The grant from the Rural Communities Opioid Response Program of the Department of Health and Human Services was announced by Senate Republican Leader Mitch McConnell, who helped Fletcher get a $6.6 million grant to start the Fletcher Group Rural Center of Excellence two years ago. At that time, a McConnell press release said the center would serve 101 rural counties in eight states, 47 of them in Kentucky.
According to its website, the group now serves 10 states: Kentucky, Ohio, Tennessee, West Virginia, Georgia, Mississippi, Washington, Oregon, Idaho and Montana.
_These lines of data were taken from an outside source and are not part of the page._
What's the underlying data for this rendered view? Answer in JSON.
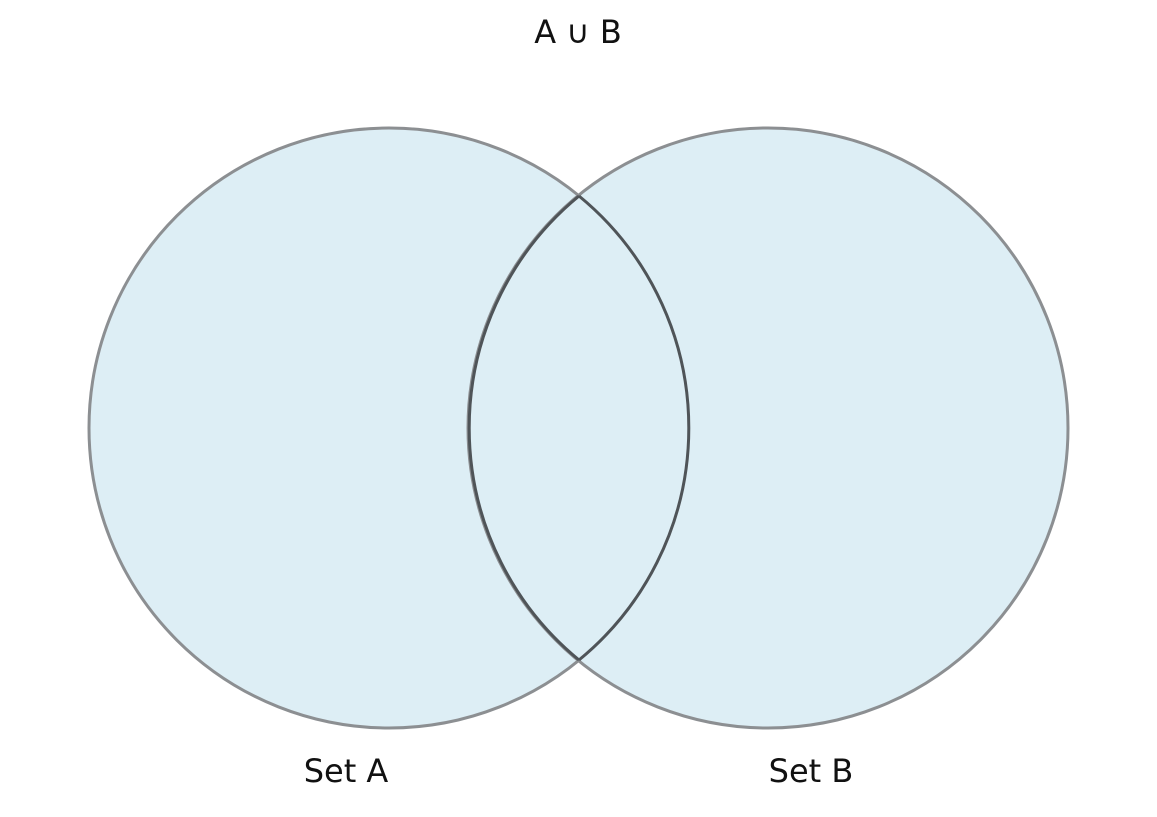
{
  "diagram": {
    "title": "A ∪ B",
    "sets": [
      {
        "label": "Set A"
      },
      {
        "label": "Set B"
      }
    ],
    "colors": {
      "fill": "#ddeef5",
      "outline": "#8c8f92",
      "overlap_outline": "#4f5458",
      "text": "#111111"
    }
  }
}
It says the 2019 grant totaled $10.4 million, and the group got two other grants that year: $1.6 million from the Appalachian Regional Commission and $250,000 from the Kentucky Opioid Response Effort.
“Driven by the isolation caused by the coronavirus pandemic and the flood of dangerous fentanyl coming across our borders, this past year the commonwealth suffered one of the worst spikes in overdose deaths in the nation, McConnell said in the latest release. “With the targeted prevention, treatment, and enforcement programs at organizations like the Fletcher Group, Kentucky’s rural communities will be empowered to fight addiction and put an end to this crisis.”
Fletcher said in the release, “We thank Senator McConnell for his long-standing and steadfast support for addiction services and recovery housing for those with substance use disorders. . . . Recovery housing has successfully demonstrated positive long-term outcomes for high-risk individuals dealing with addiction.”